School of Medicine

How does the immune system keep tabs on the brain?

Immune cells (yellow and purple) fill a sinus (teal) in the outer layer of the meninges, the tissue that surrounds the brain and spinal cord. Researchers at Washington University School of Medicine in St. Louis have found that immune cells stationed in such sinuses monitor the brain and initiate an immune response if they detect a problem.
Immune cells (yellow and purple) fill a sinus (teal) in the outer layer of the meninges, the tissue that surrounds the brain and spinal cord. Researchers at Washington University School of Medicine in St.
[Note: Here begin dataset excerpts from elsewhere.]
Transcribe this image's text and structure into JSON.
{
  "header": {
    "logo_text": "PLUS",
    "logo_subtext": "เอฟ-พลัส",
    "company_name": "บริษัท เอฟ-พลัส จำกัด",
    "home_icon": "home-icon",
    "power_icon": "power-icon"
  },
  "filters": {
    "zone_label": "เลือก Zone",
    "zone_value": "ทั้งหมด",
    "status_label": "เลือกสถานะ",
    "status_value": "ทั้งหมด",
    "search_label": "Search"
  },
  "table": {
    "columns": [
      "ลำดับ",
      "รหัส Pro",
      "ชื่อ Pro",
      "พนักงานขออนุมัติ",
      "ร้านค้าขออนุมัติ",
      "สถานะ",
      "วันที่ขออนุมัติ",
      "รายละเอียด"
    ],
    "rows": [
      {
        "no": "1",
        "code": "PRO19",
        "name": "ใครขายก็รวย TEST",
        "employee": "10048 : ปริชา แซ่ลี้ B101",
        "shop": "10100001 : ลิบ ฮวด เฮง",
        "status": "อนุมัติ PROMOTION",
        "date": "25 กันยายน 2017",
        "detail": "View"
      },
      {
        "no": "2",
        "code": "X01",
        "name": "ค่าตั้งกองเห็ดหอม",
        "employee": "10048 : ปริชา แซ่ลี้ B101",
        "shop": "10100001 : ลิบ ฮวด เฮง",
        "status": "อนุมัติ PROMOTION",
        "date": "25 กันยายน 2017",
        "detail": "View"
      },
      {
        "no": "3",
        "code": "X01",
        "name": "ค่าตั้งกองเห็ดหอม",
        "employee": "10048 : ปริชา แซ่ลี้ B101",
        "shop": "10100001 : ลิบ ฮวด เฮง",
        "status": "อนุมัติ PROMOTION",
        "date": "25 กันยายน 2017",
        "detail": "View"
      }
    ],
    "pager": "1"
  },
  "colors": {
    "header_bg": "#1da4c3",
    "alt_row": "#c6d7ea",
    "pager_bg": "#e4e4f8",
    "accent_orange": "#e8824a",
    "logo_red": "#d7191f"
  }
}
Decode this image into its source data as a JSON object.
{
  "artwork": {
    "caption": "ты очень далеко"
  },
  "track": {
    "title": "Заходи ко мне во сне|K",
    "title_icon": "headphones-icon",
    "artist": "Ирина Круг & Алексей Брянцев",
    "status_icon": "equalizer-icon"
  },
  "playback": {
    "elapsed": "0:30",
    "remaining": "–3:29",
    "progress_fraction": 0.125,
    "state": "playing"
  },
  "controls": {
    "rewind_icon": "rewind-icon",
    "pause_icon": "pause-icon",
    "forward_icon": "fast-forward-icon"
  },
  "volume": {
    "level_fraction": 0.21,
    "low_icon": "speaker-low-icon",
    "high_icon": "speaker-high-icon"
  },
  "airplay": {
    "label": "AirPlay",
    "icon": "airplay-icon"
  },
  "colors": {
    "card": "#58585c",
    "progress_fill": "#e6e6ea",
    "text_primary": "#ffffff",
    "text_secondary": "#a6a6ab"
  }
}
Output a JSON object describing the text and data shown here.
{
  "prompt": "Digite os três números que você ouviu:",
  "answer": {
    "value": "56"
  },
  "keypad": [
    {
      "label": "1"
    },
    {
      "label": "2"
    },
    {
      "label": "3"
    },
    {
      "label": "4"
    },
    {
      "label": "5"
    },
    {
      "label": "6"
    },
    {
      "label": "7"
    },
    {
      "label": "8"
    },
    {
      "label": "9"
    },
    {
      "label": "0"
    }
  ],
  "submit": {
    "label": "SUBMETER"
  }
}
Louis have found that immune cells stationed in such sinuses monitor the brain and initiate an immune response if they detect a problem. (Image: Justin Rustenhoven)

Alzheimer’s disease, multiple sclerosis, autism, schizophrenia and many other neurological and psychiatric conditions have been linked to inflammation in the brain. There’s growing evidence that immune cells and molecules play a key role in normal brain development and function as well. But at the core of the burgeoning field of neuroimmunology lies a mystery: How does the immune system even know what’s happening in the brain? Generations of students have been taught that the brain is immunoprivileged, meaning the immune system largely steers clear of it.

Now, researchers at Washington University School of Medicine in St. Louis believe they have figured out how the immune system keeps tabs on what’s going on in the brain. Immune cells are stationed in the meninges — the tissue that covers the brain and spinal cord — where they sample fluid as it washes out of the brain. If the cells detect signs of infection, disease or injury, they are prepared to initiate an immune response to confront the problem, the researchers said.

The findings, published Jan. 27 in the journal Cell, open up the possibility of targeting immune cells at such surveillance sites as a means of treating conditions driven by brain inflammation.

“Every organ in the body is being surveilled by the immune system,” said senior author Jonathan Kipnis, PhD, the Alan A. and Edith L. Wolff Distinguished Professor of Pathology & Immunology. “If there’s a tumor, an injury, an infection anywhere in the body, the immune system has to know about it. But people say the exception is the brain; if you have a problem in the brain, the immune system just lets it happen. That never made sense to me. What we’ve found is that there is indeed immune surveillance of the brain — it’s just happening outside the brain. Now that we know where it’s happening, that opens up lots of new possibilities for modulating the immune system.”